Accompagné d’un bureau et de quatre vice-présidents, le nouveau président de la CDEFI dispose d’une puissante équipe pour l’aider à faire appliquer les grands axes stratégiques, dessinés en septembre dernier face à la presse. En effet, dès sa prise de fonctions, Emmanuel Duflos annonçait comme premier souhait, comme il nous le rappelle dans un entretien accordé à Thotis, « de faire reconnaître le diplôme d’ingénieur au niveau européen ». Une volonté ayant pour finalité d’ouvrir davantage de portes professionnelles aux ingénieurs diplômés des écoles membres. 

Depuis son arrivée à la tête de la CDEFI, il se donne plus globalement pour mission de « porter la voix des écoles d’ingénieurs et de les faire connaître auprès des jeunes étudiants. », comme il le souligne lors de notre échange. 

 

Baisse du vivier de candidats scientifiques, faible taux de filles et de boursiers… La CDEFI face à différentes problématiques d’attractivité

Le successeur de Jacques Fayolle (directeur de l’École des Mines de Saint-Étienne) à la présidence de la CDEFI ne manquait pas de rappeler, à l’occasion d’une conférence de presse tenue en septembre dernier à Paris, les grands défis auxquels les écoles d’ingénieurs membres de la CDEFI sont aujourd’hui confrontées. Il rappelle : « Nos écoles d’ingénieurs sont au cœur des transformations écologiques, numériques et technologiques. »

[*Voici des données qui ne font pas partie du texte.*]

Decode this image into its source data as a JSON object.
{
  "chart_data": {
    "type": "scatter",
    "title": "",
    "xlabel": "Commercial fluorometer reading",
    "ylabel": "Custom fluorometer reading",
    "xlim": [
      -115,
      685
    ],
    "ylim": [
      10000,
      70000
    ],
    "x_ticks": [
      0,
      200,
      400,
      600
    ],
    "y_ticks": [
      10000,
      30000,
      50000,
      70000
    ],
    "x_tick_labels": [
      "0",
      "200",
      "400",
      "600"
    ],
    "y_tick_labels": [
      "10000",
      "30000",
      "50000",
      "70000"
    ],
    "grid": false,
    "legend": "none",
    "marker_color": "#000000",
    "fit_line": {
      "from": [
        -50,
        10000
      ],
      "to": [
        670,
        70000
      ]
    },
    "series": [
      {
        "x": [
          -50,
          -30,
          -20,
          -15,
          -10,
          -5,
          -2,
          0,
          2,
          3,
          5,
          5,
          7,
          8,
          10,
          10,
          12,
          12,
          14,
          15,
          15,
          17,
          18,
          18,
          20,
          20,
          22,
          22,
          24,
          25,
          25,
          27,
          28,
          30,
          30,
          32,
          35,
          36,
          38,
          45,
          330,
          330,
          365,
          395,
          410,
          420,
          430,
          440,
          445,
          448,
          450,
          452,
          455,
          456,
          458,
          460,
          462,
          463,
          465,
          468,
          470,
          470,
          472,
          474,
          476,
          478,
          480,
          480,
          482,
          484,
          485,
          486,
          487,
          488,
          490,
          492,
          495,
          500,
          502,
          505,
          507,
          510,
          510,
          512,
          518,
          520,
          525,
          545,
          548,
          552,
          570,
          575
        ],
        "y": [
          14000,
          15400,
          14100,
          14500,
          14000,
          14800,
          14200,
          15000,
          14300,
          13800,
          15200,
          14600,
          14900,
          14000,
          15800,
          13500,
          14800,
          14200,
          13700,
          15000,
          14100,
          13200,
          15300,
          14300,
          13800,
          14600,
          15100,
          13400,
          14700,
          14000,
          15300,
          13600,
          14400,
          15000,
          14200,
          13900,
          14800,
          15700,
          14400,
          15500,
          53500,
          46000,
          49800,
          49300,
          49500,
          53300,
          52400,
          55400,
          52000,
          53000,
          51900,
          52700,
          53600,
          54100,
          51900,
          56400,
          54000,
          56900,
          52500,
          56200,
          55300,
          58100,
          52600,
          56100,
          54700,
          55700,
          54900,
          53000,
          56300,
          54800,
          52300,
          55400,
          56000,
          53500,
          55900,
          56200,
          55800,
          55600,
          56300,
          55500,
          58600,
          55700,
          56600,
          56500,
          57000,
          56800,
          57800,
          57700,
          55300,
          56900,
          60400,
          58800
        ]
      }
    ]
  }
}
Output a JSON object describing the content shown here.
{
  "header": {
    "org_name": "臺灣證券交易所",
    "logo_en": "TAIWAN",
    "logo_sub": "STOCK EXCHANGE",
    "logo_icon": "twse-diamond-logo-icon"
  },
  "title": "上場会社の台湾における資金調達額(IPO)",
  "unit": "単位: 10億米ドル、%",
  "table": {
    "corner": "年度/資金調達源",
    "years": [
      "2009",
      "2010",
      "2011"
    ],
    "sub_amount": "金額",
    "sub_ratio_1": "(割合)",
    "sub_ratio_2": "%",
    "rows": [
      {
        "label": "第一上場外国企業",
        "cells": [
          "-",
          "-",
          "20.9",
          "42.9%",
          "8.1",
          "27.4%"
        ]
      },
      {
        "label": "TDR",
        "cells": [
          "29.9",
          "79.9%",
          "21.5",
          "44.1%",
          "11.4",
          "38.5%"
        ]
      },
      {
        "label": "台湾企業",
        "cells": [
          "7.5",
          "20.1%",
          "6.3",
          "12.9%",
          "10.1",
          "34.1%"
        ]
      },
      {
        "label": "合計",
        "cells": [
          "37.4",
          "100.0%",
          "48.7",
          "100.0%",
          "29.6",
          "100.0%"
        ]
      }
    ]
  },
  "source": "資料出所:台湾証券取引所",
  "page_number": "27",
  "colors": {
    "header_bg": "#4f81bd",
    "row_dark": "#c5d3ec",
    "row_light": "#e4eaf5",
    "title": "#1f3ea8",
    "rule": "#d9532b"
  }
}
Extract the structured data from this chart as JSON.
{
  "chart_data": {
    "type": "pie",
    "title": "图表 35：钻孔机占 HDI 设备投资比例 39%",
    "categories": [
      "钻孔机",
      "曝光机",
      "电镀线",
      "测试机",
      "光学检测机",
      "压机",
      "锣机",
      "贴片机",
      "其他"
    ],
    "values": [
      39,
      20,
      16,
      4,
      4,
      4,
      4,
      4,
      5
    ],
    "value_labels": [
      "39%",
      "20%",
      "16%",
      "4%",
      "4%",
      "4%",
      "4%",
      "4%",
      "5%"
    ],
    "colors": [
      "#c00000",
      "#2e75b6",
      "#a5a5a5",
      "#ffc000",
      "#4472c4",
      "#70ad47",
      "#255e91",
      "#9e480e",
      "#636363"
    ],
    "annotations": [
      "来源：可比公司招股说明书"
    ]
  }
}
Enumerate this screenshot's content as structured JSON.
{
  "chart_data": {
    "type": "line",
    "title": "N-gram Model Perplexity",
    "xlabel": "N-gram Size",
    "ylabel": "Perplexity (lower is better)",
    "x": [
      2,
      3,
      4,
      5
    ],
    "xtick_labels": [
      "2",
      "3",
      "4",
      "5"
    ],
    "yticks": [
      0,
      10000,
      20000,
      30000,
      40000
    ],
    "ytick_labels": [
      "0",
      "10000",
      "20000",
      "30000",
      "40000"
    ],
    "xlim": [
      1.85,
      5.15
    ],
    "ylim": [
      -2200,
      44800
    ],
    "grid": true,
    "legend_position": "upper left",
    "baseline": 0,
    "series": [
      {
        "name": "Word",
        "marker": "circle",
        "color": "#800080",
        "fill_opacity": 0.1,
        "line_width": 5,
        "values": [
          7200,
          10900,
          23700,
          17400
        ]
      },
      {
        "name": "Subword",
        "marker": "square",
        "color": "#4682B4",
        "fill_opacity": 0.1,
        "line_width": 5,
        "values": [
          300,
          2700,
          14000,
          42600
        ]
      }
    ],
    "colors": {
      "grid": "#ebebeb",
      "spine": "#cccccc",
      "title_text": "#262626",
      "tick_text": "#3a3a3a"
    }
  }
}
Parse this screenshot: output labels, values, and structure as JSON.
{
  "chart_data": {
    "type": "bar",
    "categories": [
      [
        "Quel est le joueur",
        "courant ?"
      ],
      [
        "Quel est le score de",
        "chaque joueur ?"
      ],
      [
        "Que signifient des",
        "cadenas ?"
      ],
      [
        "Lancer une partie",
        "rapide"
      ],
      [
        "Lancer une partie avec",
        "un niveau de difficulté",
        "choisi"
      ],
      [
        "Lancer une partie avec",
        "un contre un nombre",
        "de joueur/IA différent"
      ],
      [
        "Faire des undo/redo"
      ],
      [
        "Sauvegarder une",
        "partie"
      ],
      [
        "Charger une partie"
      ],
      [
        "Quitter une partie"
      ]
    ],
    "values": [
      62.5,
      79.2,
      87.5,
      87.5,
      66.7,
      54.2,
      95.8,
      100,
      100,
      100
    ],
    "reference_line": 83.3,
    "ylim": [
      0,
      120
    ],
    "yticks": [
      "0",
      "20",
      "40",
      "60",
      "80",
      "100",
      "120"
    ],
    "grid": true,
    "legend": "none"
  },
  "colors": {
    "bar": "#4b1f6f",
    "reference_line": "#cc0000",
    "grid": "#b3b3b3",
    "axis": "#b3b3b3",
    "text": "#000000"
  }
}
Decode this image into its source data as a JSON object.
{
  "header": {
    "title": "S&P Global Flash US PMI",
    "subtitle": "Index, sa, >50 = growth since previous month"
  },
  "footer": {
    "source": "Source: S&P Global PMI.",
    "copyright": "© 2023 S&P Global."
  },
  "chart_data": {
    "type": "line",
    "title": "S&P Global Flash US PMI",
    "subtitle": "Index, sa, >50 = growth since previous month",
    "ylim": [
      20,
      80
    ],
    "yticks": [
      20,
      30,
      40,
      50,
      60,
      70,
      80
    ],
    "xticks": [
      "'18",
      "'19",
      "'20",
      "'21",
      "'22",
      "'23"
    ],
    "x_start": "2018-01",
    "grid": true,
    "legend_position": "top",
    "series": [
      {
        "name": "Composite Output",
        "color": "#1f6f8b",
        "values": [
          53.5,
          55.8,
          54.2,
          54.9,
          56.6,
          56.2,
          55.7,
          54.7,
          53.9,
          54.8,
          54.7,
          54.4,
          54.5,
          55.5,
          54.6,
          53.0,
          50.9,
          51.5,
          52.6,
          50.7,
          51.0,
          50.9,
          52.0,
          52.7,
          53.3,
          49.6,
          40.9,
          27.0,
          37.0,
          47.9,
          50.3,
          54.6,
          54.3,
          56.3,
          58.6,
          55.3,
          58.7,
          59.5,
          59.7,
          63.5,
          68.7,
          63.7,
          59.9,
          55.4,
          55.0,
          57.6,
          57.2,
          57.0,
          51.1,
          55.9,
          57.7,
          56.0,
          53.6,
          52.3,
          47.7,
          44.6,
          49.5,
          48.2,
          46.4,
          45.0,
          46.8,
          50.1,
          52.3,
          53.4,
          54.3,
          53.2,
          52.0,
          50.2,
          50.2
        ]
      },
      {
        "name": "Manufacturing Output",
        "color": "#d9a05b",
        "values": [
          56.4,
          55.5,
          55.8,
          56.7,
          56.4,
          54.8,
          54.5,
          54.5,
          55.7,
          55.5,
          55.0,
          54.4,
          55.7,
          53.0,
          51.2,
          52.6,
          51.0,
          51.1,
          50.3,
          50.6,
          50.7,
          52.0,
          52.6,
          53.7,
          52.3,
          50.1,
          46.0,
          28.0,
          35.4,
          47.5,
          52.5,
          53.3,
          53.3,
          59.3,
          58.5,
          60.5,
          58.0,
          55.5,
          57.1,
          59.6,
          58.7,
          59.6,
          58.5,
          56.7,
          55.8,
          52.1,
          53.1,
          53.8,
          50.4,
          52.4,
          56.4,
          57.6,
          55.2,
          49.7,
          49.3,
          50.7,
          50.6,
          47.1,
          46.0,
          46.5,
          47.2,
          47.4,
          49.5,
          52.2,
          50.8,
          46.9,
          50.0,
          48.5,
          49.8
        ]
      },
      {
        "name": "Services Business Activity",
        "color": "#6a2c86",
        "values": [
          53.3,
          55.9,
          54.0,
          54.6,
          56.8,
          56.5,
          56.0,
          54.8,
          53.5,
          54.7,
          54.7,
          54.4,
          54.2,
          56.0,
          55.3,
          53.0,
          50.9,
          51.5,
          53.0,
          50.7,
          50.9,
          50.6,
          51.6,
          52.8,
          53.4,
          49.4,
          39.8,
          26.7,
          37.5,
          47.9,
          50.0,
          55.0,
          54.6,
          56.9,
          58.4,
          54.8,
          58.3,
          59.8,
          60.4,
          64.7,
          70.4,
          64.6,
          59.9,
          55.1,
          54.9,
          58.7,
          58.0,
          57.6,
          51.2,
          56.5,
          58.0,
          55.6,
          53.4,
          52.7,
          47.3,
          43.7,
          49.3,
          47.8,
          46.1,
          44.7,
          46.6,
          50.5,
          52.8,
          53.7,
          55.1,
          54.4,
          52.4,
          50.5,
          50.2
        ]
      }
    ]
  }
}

Alors que les enquêtes internationales des TIMMS et PISA soulignent régulièrement le retard considérable des jeunes Français en mathématiques, un récent rapport (datant de septembre 2023) du CSEN (Conseil Scientifique de l’éducation nationale) vient appuyer l’alerte faite quant au niveau en mathématiques des élèves en classe de 6ème. 

Face à ce constat et face à la baisse du vivier en école d’ingénieurs, Emmanuel Duflos constate les effets néfastes des réformes engagées ces dernières années. En effet, selon lui, ceci est « le résultat de nombreuses réformes successives, au collège comme au lycée. ».  Les CPGE (Classes préparatoires aux grandes écoles) connaissent, elles-aussi, une diminution historique de leur attractivité auprès des lycéens. Étant naturellement très liées au vivier des écoles d’ingénieurs, elles constituent  1 /3 des effectifs en écoles d’ingénieurs.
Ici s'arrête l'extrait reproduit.